Le Jeu de la rivière

Ces dessins sont des peintures.
En noir ou en couleur – l’artiste est daltonien.
Le plus souvent, ça se passe en deux temps, trois mouvements : petits dessins dans les carnets qu’il a toujours sur lui, utilise à peu près n’importe où, quand ; (sélection, projection, agrandissement) ; puis grandes peintures sur papier, pouvant être encadrées, suspendues à cru, ou accompagnées de dispositifs qui tiennent presque de la sculpture.

Rivière
L’élément principal de l’art de Nicolas Schneider est l’eau. Important au moins autant que le médium (l’aquarelle) et le support (papier – etc.)
Le principal à propos de cette eau est qu’elle coule, s’écoule, va.
L’artiste cite Bachelard, qui aimait « accompagner le ruisseau, […] marcher le long des berges, dans le bon sens de l’eau […] qui mène la vie ailleurs… » Le philosophe disait aussi : « L’eau tombe toujours, […] elle finit toujours en sa mort horizontale. »
Or, ici, c’est comme si finalement cette eau ne séchait pas : sur la feuille elle peut faire tache, ces taches, loin de déparer, jouent leur part.

Les titres sont pour beaucoup dans l’impression de flot continu : Good River, Bredele River, Psychotique River – j’en passe. Bien sûr, d’autres séries portent des noms qui ne sont pas de fleuves, de lacs ni d’océans. Mais cette affaire de rivière revient toujours. Il doit y avoir à cela quelque raison.

Carnets (extraits par ordre presque chronologique)
Décembre 2007-janvier 2008 :
- Une boîte – un paquet ouvert, ses bords dans l’ombre, le noir déborde au sol.
- Un renne ou un élan qui serait arrivé à passer un bonnet, ses bois dépassent, hilare.
Fin mars-avril 2009 :
- Une fenêtre aux bords cassés, rectangle ouvert sur rien. Pour les nostalgiques de Peinture, un Clyfford Still béant, Sam Francis aux marges obscures.
- Indescriptible (allons-y) : deux raves siamoises. Le lien entre elles, leurs faces blanches et le friselis de leurs fanes. Entre visage aux joues creuses et cœur avec panache.

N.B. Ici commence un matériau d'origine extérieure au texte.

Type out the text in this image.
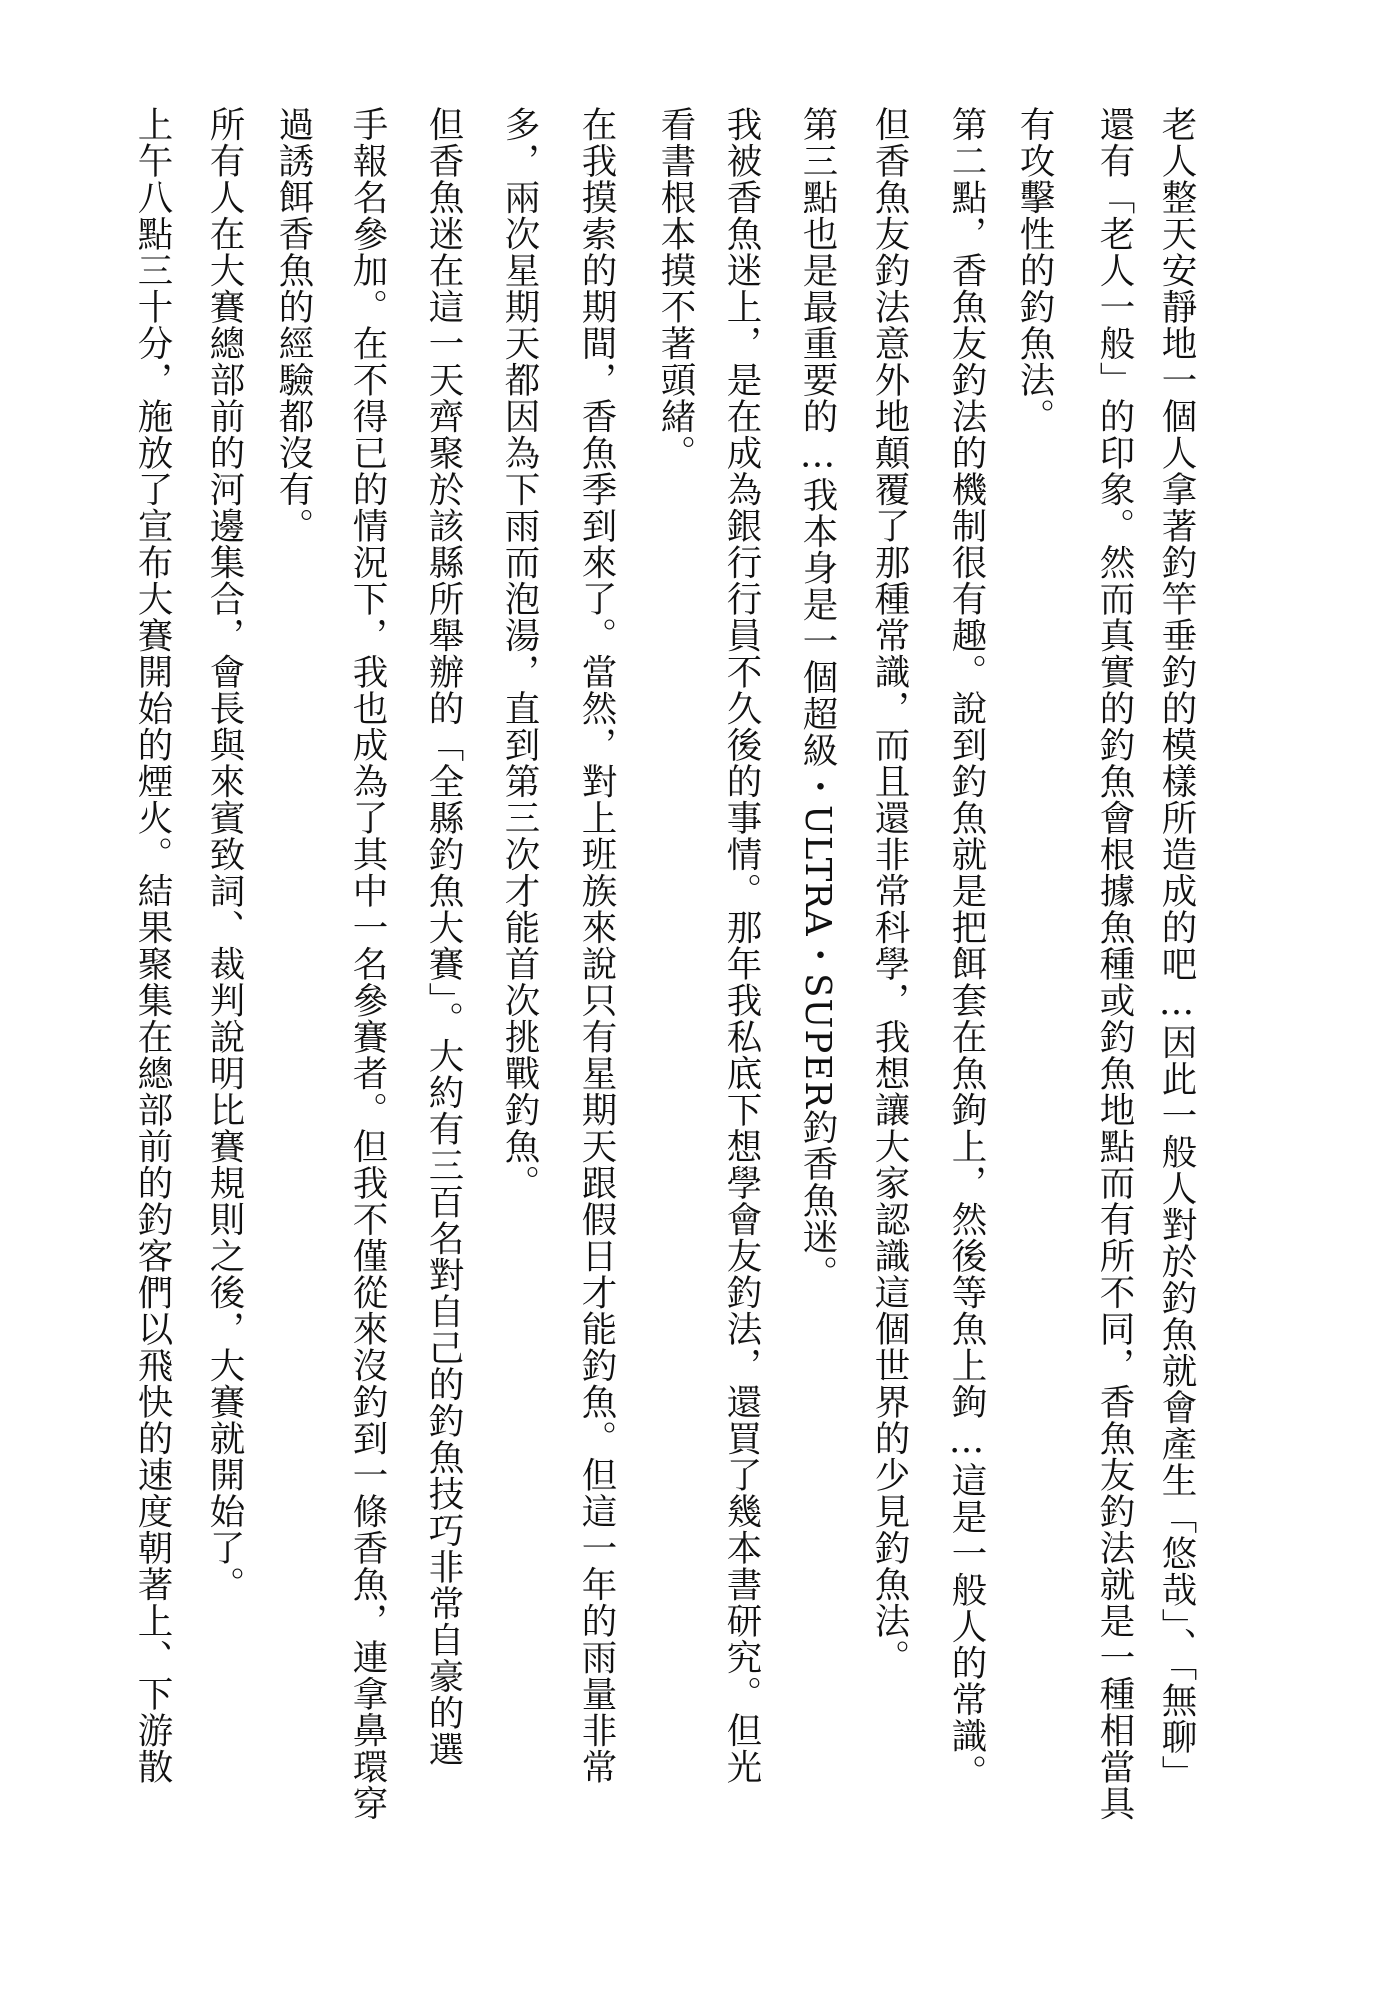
老人整天安靜地一個人拿著釣竿垂釣的模樣所造成的吧…因此一般人對於釣魚就會產生「悠哉」、「無聊」
還有「老人一般」的印象。然而真實的釣魚會根據魚種或釣魚地點而有所不同，香魚友釣法就是一種相當具
有攻擊性的釣魚法。
第二點，香魚友釣法的機制很有趣。說到釣魚就是把餌套在魚鉤上，然後等魚上鉤…這是一般人的常識。
但香魚友釣法意外地顛覆了那種常識，而且還非常科學，我想讓大家認識這個世界的少見釣魚法。
第三點也是最重要的…我本身是一個超級・ULTRA・SUPER釣香魚迷。
我被香魚迷上，是在成為銀行行員不久後的事情。那年我私底下想學會友釣法，還買了幾本書研究。但光
看書根本摸不著頭緒。
在我摸索的期間，香魚季到來了。當然，對上班族來說只有星期天跟假日才能釣魚。但這一年的雨量非常
多，兩次星期天都因為下雨而泡湯，直到第三次才能首次挑戰釣魚。
但香魚迷在這一天齊聚於該縣所舉辦的「全縣釣魚大賽」。大約有三百名對自己的釣魚技巧非常自豪的選
手報名參加。在不得已的情況下，我也成為了其中一名參賽者。但我不僅從來沒釣到一條香魚，連拿鼻環穿
過誘餌香魚的經驗都沒有。
所有人在大賽總部前的河邊集合，會長與來賓致詞、裁判說明比賽規則之後，大賽就開始了。
上午八點三十分，施放了宣布大賽開始的煙火。結果聚集在總部前的釣客們以飛快的速度朝著上、下游散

Proposons que tout tourne autour de la rivière. Ses rives. Les lignes du paysage : horizon plat, un arbre, la silhouette d’un bâtiment. Comme l’eau file. Phénomènes naturels, donc,  s’accommodant d’une certaine abstraction.
Vite, s’y mêlent des créatures. Des bêtes pas complètement réelles, des personnages qui empruntent au conte, au cartoon, à l’illustration, qui ont dans le regard ou la dégaîne des airs qui ne sont pas d’adultes. Enfants, héros, jouets, qui sourient d’un drôle de sourire de travers, à l’envers, blanc de peur ?
Ne pas psychologiser.

L’artiste s’est intéressé, il y a longtemps, à l’eau de vraies rivières (non que celles qu’il peint soient fausses) : la trace qu’elle laissait, s’évaporant, sur la feuille, ce tracé presque imperceptible. Il a pris des photographies, dessiné des projets de sculpture. Ceci sans doute en lien avec son activité passée près de Jean-Marc Bustamante, aujourd’hui avec l’expérience qu’il ne cesse d’augmenter depuis, sur le terrain d’expositions diverses, volumes autant qu’œuvres graphiques, installations… C’est l’une des raisons pourquoi il sait prendre en compte ce que seront ses œuvres dans l’espace, il ne craint pas les grands formats, ni que ses dessins flottent dans des pièces trop vastes. Heureusement qu’ils flottent. Ils tiennent aussi, très bien, tout seuls ou parmi les œuvres d’autres.

Parfois ce sont des aplats, des lignes lâches, déliées, souvent une matière apparemment accidentelle, selon les canons de l’aquarelle : des maculatures, le pigment se concentre au bord de l’eau, ça fait des traces, marbrures – sutures limite patchwork sur un corps Frankenstein. Le trait peut être malhabile, ostensiblement, ça dit autre chose que la perfection d’une ligne.
Parmi les dessins/peintures récents, sur fond d’inspiration régulière prise dans la nature, l’intégration d’un élément de décor au second plan participe de l’image créée avec le personnage ou la créature. Les derniers carnets vus renferment des sortes de cadres mouvants, quelque chose évoquant les ondes de l’eau, mobiles, enserrant le motif, labile lui aussi.
En grand, c’est aussi une sorte d’élémentaire géométrie. Des croisillons esquissent une paroi, un pan de mur. Même logique : tordre un peu la réalité à laquelle on se réfère, pour qu’elle ne soit pas qu’aimable fantaisie, intrigue.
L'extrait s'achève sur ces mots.